Disposition der Orgel:

Herbert Voss, Domorganist, Aachen
Die Orgel hat 51 klingende Register mit 3882 Pfeifen
Die Orgel wurde gebaut durch die Merksteiner Orgelbauanstalt
Sankt Willibrord, Merkstein bei Aachen.

Hauptwerk 1. Manual
1. Ged. Pommer 16'
2. Prästant 8‘
3. Hohlflöte 8'
4. Principal 4'
5. Blockflöte 4'
6. Nasard 2 2/3'
7. Superoktav 2'
8. Terz 1 3/5'
9. Mixtur 1 1/3 , 6-7 f.
10. Acuta 11/2‘ 4-5 f.
11 . Franz. Trompete 8'
12. Clarino 4'
Rückpositiv 3. Manual
l. Principal 8'
2. Holzgedackt 8'
3. Oktave 4‘
4. Koppelflöte 4'
5. Waldflöte 2'
6. Quinte 1 1/3.
7. Principal l'
9. Zimbel 1/2' 3f.
10. Musette 8'
Brustwerk 2. Manual
1. Zinnoktav 8‘
2. Spitzgambe 8‘
3. Schwebung 8‘ abc
4. Bleigedackt 8‘
5. Quintade 8‘
6. ltal. Principal 4‘
7. Holzflachflöte 4‘
8. Bauernpfeife 2‘
9. Gemshorn 1‘
10. Glöckleinton 4/3 – 2/3‘
11. Scharff 1‘ 5f
12. Oberton 2/1‘ – 2/3‘
13. Terzzimbel 1/6‘ – 3f
14. Dulcian 16’
15. Rohrschalmay 8‘
16. Trompete 4’
Pedal
l. Principal 16’
2. Subbass 16’
3. Ged. Pommer 16’
4. Quintbass 10 2/3’
5. Oktave 8’
6. Sifflöte 8’
7. Choralbass 4’
8. Hohlflöte 4‘
9. Principal 2’
10. Hintersatz 2 2/3‘ 6f
11. Bombarde 16‘
12. Trompete 8‘
13. Schalmay 4‘
14. Cornett 2‘
  • Entwurf, Mensuration und Intonation : Hans Lorenz
  • Windladen, Technik und Gehäuse: Hans Koch
  • Spieltisch: Merksteiner Orgelbauanstalt

In einer musikalischen Feiertstunde am Nachmittag führte der Münsterkantor von Mönchengladbach, Viktor Scholz die Orgel in ihren Möglichkeiten vor. Er trug Werke Alter und euer Meister vor, improvisierte und begleitete den Chor. (65)
Im folgenden Halbjahr erklang die Festmesse von Kromolicki noch viermal, seitdem wurde sie nicht mehr aufgeführt. Offensichtlich blieb die im spätromantischen Stil geschriebene Werk dem Chor fremd.
Am Weihnachstage hörte die Gemeinde die Messe in G-Dur von Franz Schubert und im folgenden Jahr ebenfalls zum Geburtsfest des Herrn die „Missa brevis in D Dur" für Chor, Orchester und Orgel von W. A. Mozart.
Eine Einladung von Viktor Scholz nach einer kirchenmusikalischen Andacht am 31. Januar 1968 die dieser mit dem Chor gestaltete im Gladbacher Münster zu singen, wurde nicht angenommen.

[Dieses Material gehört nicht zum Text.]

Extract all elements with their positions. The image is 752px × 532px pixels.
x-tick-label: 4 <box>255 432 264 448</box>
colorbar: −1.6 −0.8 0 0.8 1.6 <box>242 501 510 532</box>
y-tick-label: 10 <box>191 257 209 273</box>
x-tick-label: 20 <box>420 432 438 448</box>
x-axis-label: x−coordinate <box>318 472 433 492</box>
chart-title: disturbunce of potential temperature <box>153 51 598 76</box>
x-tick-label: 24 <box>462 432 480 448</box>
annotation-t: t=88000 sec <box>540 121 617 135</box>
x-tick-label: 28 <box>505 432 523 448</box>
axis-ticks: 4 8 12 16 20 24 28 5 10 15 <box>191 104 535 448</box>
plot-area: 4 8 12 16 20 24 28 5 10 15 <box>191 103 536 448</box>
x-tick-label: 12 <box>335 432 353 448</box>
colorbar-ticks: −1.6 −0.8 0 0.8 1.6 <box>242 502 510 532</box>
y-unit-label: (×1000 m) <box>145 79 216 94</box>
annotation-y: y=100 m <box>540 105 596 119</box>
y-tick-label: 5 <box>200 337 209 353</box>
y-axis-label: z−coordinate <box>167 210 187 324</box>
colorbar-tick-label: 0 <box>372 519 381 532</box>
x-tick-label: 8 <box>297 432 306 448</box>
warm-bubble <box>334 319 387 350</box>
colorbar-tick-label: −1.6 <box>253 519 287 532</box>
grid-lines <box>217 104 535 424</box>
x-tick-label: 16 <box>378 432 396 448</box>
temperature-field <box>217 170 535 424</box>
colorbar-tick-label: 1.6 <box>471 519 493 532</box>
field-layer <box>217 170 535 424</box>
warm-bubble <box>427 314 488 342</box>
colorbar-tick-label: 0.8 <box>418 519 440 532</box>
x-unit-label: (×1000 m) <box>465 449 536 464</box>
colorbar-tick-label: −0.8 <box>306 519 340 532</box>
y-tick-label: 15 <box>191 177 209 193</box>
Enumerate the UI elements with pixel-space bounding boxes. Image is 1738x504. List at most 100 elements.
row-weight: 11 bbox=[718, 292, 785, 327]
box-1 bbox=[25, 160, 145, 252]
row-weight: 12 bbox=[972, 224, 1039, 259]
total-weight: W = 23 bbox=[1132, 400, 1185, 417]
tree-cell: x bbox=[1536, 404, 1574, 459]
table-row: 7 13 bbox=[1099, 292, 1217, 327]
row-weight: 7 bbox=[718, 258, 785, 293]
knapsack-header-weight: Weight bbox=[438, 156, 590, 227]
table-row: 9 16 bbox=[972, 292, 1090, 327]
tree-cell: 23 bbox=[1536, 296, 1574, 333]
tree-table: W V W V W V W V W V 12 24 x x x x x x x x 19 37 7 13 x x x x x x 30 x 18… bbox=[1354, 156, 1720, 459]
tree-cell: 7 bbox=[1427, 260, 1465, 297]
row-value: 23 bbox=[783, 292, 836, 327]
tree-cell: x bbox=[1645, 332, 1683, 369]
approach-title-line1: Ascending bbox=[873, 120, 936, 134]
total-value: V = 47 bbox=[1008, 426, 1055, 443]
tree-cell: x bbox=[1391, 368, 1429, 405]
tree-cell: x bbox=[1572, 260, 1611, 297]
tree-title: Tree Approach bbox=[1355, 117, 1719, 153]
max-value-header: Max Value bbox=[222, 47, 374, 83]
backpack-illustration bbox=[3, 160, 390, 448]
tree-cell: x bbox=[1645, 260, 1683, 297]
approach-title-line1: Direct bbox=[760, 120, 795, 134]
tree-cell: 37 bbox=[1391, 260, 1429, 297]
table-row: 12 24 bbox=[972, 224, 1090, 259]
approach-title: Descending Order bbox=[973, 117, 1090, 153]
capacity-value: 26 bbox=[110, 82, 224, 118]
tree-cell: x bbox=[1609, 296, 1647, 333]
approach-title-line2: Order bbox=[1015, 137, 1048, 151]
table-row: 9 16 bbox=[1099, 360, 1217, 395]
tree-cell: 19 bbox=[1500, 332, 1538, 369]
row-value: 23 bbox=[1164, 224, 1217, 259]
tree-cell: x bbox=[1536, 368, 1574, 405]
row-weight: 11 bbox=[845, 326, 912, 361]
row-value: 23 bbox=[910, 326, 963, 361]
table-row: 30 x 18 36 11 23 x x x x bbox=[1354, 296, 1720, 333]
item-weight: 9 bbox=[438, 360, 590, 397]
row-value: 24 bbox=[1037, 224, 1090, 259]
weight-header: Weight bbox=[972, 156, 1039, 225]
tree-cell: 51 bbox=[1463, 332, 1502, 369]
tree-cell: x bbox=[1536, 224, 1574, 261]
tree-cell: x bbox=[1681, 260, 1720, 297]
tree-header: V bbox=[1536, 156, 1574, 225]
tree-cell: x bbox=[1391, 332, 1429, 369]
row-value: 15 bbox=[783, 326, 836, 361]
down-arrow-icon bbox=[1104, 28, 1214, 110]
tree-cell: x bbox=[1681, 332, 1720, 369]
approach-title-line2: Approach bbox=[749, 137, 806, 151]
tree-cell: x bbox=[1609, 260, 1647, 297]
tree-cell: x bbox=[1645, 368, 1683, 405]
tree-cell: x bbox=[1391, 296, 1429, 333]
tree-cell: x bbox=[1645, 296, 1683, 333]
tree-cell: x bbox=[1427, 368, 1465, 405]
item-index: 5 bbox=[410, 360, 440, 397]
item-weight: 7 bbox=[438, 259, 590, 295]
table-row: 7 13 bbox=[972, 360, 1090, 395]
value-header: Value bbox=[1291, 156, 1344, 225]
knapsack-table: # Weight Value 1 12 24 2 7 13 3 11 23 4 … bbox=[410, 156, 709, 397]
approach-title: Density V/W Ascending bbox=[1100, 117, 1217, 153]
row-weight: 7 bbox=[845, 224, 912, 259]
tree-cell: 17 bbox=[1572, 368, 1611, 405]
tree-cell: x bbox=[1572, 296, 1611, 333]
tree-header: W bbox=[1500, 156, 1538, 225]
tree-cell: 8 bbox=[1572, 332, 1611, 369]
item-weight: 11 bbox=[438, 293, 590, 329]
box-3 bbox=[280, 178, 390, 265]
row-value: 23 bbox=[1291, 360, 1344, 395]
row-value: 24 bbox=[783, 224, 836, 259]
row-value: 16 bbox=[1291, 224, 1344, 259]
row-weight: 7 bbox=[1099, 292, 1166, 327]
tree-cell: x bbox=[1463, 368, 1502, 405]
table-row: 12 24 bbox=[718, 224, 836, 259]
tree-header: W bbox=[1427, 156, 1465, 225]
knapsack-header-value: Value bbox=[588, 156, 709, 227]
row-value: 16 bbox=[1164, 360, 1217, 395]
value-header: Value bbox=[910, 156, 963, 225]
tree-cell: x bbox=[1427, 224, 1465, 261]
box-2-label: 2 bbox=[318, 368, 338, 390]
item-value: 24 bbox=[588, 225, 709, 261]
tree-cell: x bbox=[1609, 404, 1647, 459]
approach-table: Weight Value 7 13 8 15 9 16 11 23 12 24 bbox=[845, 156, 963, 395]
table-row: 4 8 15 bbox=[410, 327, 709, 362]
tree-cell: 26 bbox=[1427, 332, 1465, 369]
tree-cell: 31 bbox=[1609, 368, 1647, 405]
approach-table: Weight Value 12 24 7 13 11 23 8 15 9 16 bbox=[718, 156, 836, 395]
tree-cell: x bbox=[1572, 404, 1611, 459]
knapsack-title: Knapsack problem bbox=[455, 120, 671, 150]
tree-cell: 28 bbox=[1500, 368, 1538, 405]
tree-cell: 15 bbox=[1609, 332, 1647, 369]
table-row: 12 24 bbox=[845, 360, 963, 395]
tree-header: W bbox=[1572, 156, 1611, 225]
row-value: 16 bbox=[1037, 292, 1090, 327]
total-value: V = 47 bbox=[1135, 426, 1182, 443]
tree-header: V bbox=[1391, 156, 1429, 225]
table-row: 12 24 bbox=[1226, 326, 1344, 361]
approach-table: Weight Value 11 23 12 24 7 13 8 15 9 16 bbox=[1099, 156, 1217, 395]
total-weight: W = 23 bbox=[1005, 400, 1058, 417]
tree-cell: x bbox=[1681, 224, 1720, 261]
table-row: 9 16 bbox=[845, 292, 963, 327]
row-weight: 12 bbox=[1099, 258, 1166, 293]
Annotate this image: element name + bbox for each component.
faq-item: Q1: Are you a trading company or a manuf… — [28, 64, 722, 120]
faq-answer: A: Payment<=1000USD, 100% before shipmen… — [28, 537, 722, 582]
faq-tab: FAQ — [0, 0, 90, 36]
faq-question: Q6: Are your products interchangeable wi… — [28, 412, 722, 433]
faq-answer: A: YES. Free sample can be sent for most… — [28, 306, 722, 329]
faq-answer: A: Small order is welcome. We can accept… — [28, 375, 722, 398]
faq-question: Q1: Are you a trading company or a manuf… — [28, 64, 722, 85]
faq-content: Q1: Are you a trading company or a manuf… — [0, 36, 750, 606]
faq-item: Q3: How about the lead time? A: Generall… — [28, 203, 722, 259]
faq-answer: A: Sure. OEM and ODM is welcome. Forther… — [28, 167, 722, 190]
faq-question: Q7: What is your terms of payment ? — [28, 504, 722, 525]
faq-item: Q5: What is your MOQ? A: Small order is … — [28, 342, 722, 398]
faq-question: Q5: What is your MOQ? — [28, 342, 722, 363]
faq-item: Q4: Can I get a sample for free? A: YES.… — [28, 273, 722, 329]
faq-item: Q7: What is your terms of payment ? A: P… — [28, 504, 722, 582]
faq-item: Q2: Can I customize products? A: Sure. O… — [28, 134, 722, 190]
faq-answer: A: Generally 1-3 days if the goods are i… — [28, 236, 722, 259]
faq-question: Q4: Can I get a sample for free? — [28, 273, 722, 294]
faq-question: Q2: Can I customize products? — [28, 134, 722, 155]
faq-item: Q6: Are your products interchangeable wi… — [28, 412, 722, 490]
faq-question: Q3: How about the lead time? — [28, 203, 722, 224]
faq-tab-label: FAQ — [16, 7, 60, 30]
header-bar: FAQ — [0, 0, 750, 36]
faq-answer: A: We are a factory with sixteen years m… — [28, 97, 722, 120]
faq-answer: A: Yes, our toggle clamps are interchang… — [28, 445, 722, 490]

1969 wurde keine neue Messe einstudiert. In der Generalversammlung vom 30. November 1969 wurde die Neugestaltung der Liturgie besprochen. Dabei kamen auch die seit dem 2. Juli 1968 in der Alten Kirche im monatlichen Turnus nach dem Vorbild holländischer Gemeinden stattfindenden Jugendmessen im Beatrhythmus zur Sprache.

1970 erkrankte der Chorleiter längere Zeit, es wurde aus dem Repertoire unter Michael Wilden Grefrath, gesungen.
Im folgenden Jahr kamen zu Ostern Teile aus der „Deutschen Festmesse" von Aloys Müller zur Aufführung. Auch in der Weihnachtsmette dieses Jahres hörte die Gemeinde nur Teile dieser Messe. Immerhin bedeuteten diese Aufführungen den Versuch die tradierte Form de mehrstimmigen lateinischen Hochamtes durch eine gewisse Ergänzung in der Muttersprache zu erweitern.
Der Verein schrumpfte auf weniger al 30 Mitglieder zusammen, so daß zu Allerheiligen auf dem Friedhof nicht gesungen werden konnte. Weihnachten 1972 trugen insgesamt 26 Damen und Herren in der Mette Mozarts „Missa brevis in F-Dur" vor.

Am 1. April 1973 erhielt die Pfarre Herrn Dechanten Johannes Torka als neuen Pastor für den in Ruhestand tretenden Dechanten und Domkapitular Peter Werth.
Zur Einführung des neuen Pastors und Präses sangen die vereinigten Chöre von Lobberich und Hinsbeck van Nuffels „Missa in honorem sanctissimi cordis Jesu" (ohne Gloria).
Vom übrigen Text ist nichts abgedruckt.